PUBLISHED: 13:31 29 January 2018 | UPDATED: 13:31 29 January 2018

Islington Town Hall. Picture: Top Drawer Sausage (CC BY-SA 2.0)

Islington Town Hall. Picture: Top Drawer Sausage (CC BY-SA 2.0)

Top Drawer Sausage (CC BY-SA 2.0)

The town hall has won a planning dispute over the need for affordable housing contributions from developers building 10 homes or less.

An appeal was made against Islington Council’s decision to demand affordable housing payments for a semi-detached home in Parkhurst Road, Holloway.

Islington’s own planning guidance states developers building 10 homes or fewer must make a contribution for affordable homes elsewhere in the borough.

This is at odds with a written ministerial statement from 2014, which ruled developments of the same size should be exempt, to “relieve the disproportionate financial burden on small-scale developers”.

Islington submitted evidence to the Planning Inspectorate arguing the threshold should be lower, because most developments in the borough were of 10 homes or less and if no contribution was made it would “compromise the borough’s ability to deliver on its affordable homes target.

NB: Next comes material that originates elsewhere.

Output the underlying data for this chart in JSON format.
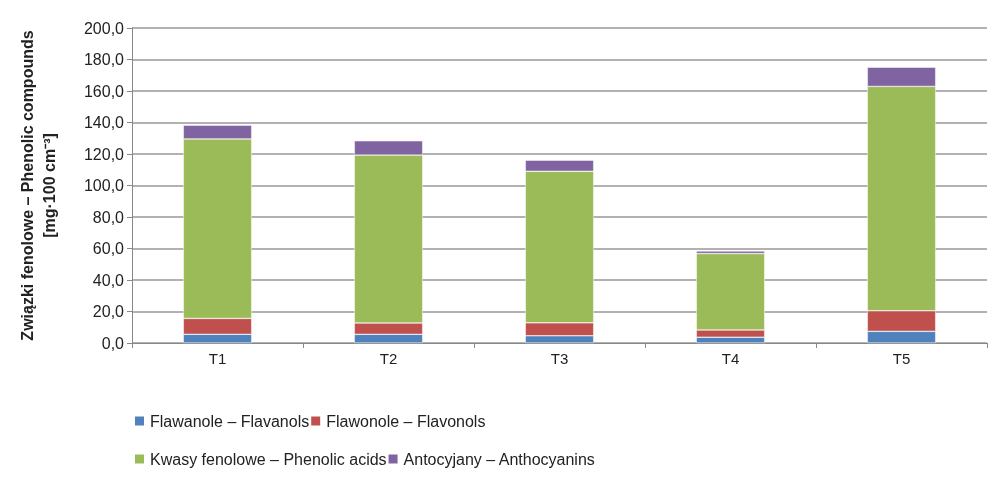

Lawyers for the council referenced a 2016 Court of Appeal judgment which, in upholding the WMS, found it should not be applied without first considering the “local circumstances” of the area.

Inspector Debbie Moore sided with the council. She said: “I am satisfied from the evidence submitted by the council that there is a demonstrable affordability gap in both the home ownership and private rented sectors, and there is a significant need for affordable housing in Islington.

“The evidence also indicates that an absence of contributions from small sites would compromise the borough’s ability to deliver its objectively assessed need for affordable housing, and contribute towards the London Plan annual target for affordable homes.

“On this basis, I consider that the specific local circumstances are such that the WMS does not outweigh relevant local policy.”

It is the second affordable housing planning victory in recent months for the council. In June the inspectorate upheld the town hall’s refusal of planning permission for a separate site in Parkhurst Road on the grounds it didn’t provide the “maximum reasonable amount” of affordable homes.

Islington’s housing chief Cllr Diarmaid Ward welcomed last week’s decision. He said: “Islington, like London, is facing a housing crisis and genuinely affordable housing is badly needed in the city. We are very pleased the inspector supported our arguments to help secure this.”